The permanent fixing of the stator (1a) onto the plate (3) is ensured by a pair of elastic rings (15) that are inserted and tightened on the guide-pins (7), which can no longer be extracted from their insertion holes (7a).

The male faston connectors (11) are automatically inserted into the female faston connectors (10) during the assembling operation of the stator (1a) and the grid (2).

To assemble the rotor (1b), the rotor shaft (6) is inserted into the cylindrical bushings (14) until it comes out of the hub (5). A Seger anti-sliding ring (16) and a pre-compressed spring (17) are mounted onto the protruding end of the shaft (6) to maintain the correct axial position of the rotor (1b) with respect to the stator (1a).

Finally, the fan (18) is mounted onto the other end of the shaft (6).

The capacity of the model according to the invention to reduce the constructive and assembling costs of the ventilation units for kitchen hoods appears evident from the description above.

First of all, the invention eliminates the intrinsic cost of the two U bolts and

two screws that are currently used both to support the rotor with respect to the stator and fix the motor onto the support grid.

Moreover, according to the invention, the ordinary cylindrical bushings used to support the motor are much cheaper than the oscillating spherical bushings that are currently used for electroventilation units.

Compared to the current technique, the soft soldering for the wiring between the stator windings and the connection cables between the motor and the control switch box is eliminated.

From the economical viewpoint, the most significant aspect is that in the model according to the invention the assembling of the motor (1) with the grid (2) coincides with the assembling of the motor (1), that is the fixing of the rotor (1 b) inside the stator (1a).

In other words, according to the current technique, first the rotor and the stator are coupled and then the motor is fixed to the grid.
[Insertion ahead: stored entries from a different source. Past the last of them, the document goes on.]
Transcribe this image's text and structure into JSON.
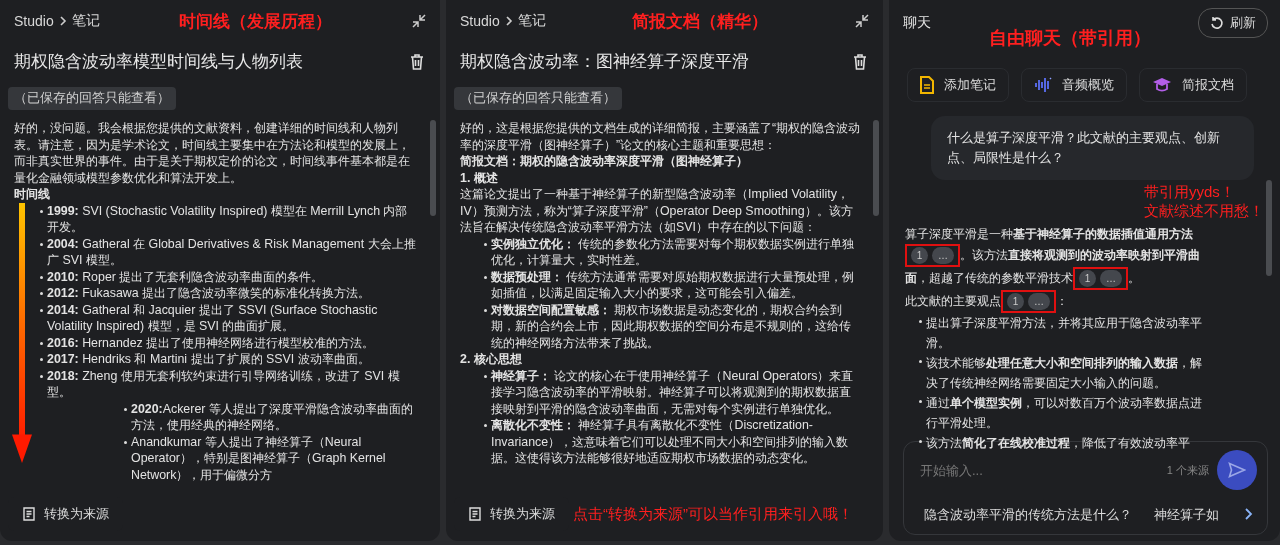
{
  "panels": [
    {
      "kind": "note",
      "breadcrumb": [
        "Studio",
        "笔记"
      ],
      "annotation": "时间线（发展历程）",
      "title": "期权隐含波动率模型时间线与人物列表",
      "badge": "（已保存的回答只能查看）",
      "blocks": [
        {
          "kind": "para",
          "text": "好的，没问题。我会根据您提供的文献资料，创建详细的时间线和人物列表。请注意，因为是学术论文，时间线主要集中在方法论和模型的发展上，而非真实世界的事件。由于是关于期权定价的论文，时间线事件基本都是在量化金融领域模型参数优化和算法开发上。"
        },
        {
          "kind": "heading",
          "text": "时间线"
        },
        {
          "kind": "list",
          "arrow": true,
          "items": [
            {
              "text": "**1999:** SVI (Stochastic Volatility Inspired) 模型在 Merrill Lynch 内部开发。"
            },
            {
              "text": "**2004:** Gatheral 在 Global Derivatives & Risk Management 大会上推广 SVI 模型。"
            },
            {
              "text": "**2010:** Roper 提出了无套利隐含波动率曲面的条件。"
            },
            {
              "text": "**2012:** Fukasawa 提出了隐含波动率微笑的标准化转换方法。"
            },
            {
              "text": "**2014:** Gatheral 和 Jacquier 提出了 SSVI (Surface Stochastic Volatility Inspired) 模型，是 SVI 的曲面扩展。"
            },
            {
              "text": "**2016:** Hernandez 提出了使用神经网络进行模型校准的方法。"
            },
            {
              "text": "**2017:** Hendriks 和 Martini 提出了扩展的 SSVI 波动率曲面。"
            },
            {
              "text": "**2018:** Zheng 使用无套利软约束进行引导网络训练，改进了 SVI 模型。",
              "children": [
                {
                  "text": "**2020:**Ackerer 等人提出了深度平滑隐含波动率曲面的方法，使用经典的神经网络。"
                },
                {
                  "text": "Anandkumar 等人提出了神经算子（Neural Operator），特别是图神经算子（Graph Kernel Network），用于偏微分方"
                }
              ]
            }
          ]
        }
      ],
      "footer_button": "转换为来源"
    },
    {
      "kind": "note",
      "breadcrumb": [
        "Studio",
        "笔记"
      ],
      "annotation": "简报文档（精华）",
      "title": "期权隐含波动率：图神经算子深度平滑",
      "badge": "（已保存的回答只能查看）",
      "blocks": [
        {
          "kind": "para",
          "text": "好的，这是根据您提供的文档生成的详细简报，主要涵盖了“期权的隐含波动率的深度平滑（图神经算子）”论文的核心主题和重要思想："
        },
        {
          "kind": "heading",
          "text": "简报文档：期权的隐含波动率深度平滑（图神经算子）"
        },
        {
          "kind": "heading",
          "text": "1. 概述"
        },
        {
          "kind": "para",
          "text": "这篇论文提出了一种基于神经算子的新型隐含波动率（Implied Volatility，IV）预测方法，称为“算子深度平滑”（Operator Deep Smoothing）。该方法旨在解决传统隐含波动率平滑方法（如SVI）中存在的以下问题："
        },
        {
          "kind": "list",
          "items": [
            {
              "text": "**实例独立优化：** 传统的参数化方法需要对每个期权数据实例进行单独优化，计算量大，实时性差。"
            },
            {
              "text": "**数据预处理：** 传统方法通常需要对原始期权数据进行大量预处理，例如插值，以满足固定输入大小的要求，这可能会引入偏差。"
            },
            {
              "text": "**对数据空间配置敏感：** 期权市场数据是动态变化的，期权合约会到期，新的合约会上市，因此期权数据的空间分布是不规则的，这给传统的神经网络方法带来了挑战。"
            }
          ]
        },
        {
          "kind": "heading",
          "text": "2. 核心思想"
        },
        {
          "kind": "list",
          "items": [
            {
              "text": "**神经算子：** 论文的核心在于使用神经算子（Neural Operators）来直接学习隐含波动率的平滑映射。神经算子可以将观测到的期权数据直接映射到平滑的隐含波动率曲面，无需对每个实例进行单独优化。"
            },
            {
              "text": "**离散化不变性：** 神经算子具有离散化不变性（Discretization-Invariance），这意味着它们可以处理不同大小和空间排列的输入数据。这使得该方法能够很好地适应期权市场数据的动态变化。"
            }
          ]
        }
      ],
      "footer_button": "转换为来源",
      "footer_note": "点击“转换为来源”可以当作引用来引入哦！"
    },
    {
      "kind": "chat",
      "title": "聊天",
      "refresh_label": "刷新",
      "annotation": "自由聊天（带引用）",
      "actions": [
        {
          "kind": "note",
          "label": "添加笔记"
        },
        {
          "kind": "audio",
          "label": "音频概览"
        },
        {
          "kind": "cap",
          "label": "简报文档"
        }
      ],
      "user_message": "什么是算子深度平滑？此文献的主要观点、创新点、局限性是什么？",
      "answer": [
        [
          {
            "kind": "text",
            "text": "算子深度平滑是一种**基于神经算子的数据插值通用方法**"
          },
          {
            "kind": "cite",
            "number": "1",
            "more": "…"
          },
          {
            "kind": "text",
            "text": "。该方法**直接将观测到的波动率映射到平滑曲面**，超越了传统的参数平滑技术"
          },
          {
            "kind": "cite",
            "number": "1",
            "more": "…"
          },
          {
            "kind": "text",
            "text": "。"
          }
        ],
        [
          {
            "kind": "text",
            "text": "此文献的主要观点"
          },
          {
            "kind": "cite",
            "number": "1",
            "more": "…"
          },
          {
            "kind": "text",
            "text": "："
          }
        ]
      ],
      "bullets": [
        "提出算子深度平滑方法，并将其应用于隐含波动率平滑。",
        "该技术能够**处理任意大小和空间排列的输入数据**，解决了传统神经网络需要固定大小输入的问题。",
        "通过**单个模型实例**，可以对数百万个波动率数据点进行平滑处理。",
        "该方法**简化了在线校准过程**，降低了有效波动率平"
      ],
      "side_note": [
        "带引用yyds！",
        "文献综述不用愁！"
      ],
      "input": {
        "placeholder": "开始输入...",
        "source_count": "1 个来源"
      },
      "suggestions": [
        "隐含波动率平滑的传统方法是什么？",
        "神经算子如"
      ]
    }
  ]
}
The model according to the invention allows for eliminating the two separate assembling steps, which are unified in a single step.

With this solution, the assembling operation can be easily mechanised on round tables or palletised lines with suitable loading and operation units.

In fact, according to the model of the invention, the rotor (1b) and the stator (1 a) are separately mounted and fixed to an ordinary grid (2), which is provided with individual specific support means for the rotor and the stator to guarantee the perfect centring of the rotor inside the stator, once assembled.

According to another constructive version of the invention, the motor support is mounted at the centre of the grid (2) and not manufactured in one single injection-moulded piece with the grid (2).

The second version of the invention is shown in Figs. 7A to 7D and 8A to 8D, in which the same numbers used in the previous figures identify the same components.

According to this version, the centre of the grid (2) features an opening (30) which exactly houses the support (40) of the motor that consists in a one- piece injection-moulded bearing structure comprising: the support elements

(4) converging on the support collar (4a) of the hub (5), the guide-pins (7), the centring pins (8) and the housings (9) for the female faston connectors (10).

The support (40) is fixed to the opening (30) of the grid (2) by means of elastic teeth (40a) protruding from the internal side of the support (40) and designed to elastically fit to the edge of the opening (30), as shown in Fig.

11 B.

Figs. 9 and 10 show the support (40) applied onto the grid (2) and the cover (13) hooked to the outside of the support (40).

Figs. 12,13 and 14A to 14D show a third constructive version of the invention, in which the motor support is injection-moulded in one piece with the grid (2), as in the first version above, with the housings for the female faston connectors located on the cover (13) and not on the grid (2).

The latter group of figures uses the same numbers as the previous figures to identify the same elements.

As shown in Figs. 12 and 13, the grid (2) incorporates in one injection- moulded piece the support elements (4) that converge onto the support collar (4a) of the hub (5), the guide-pins (7) and the centring pins (8).

The grid (2) is fixed to the cover (13A), whose edges feature the housings (9A) for the female faston connectors (10).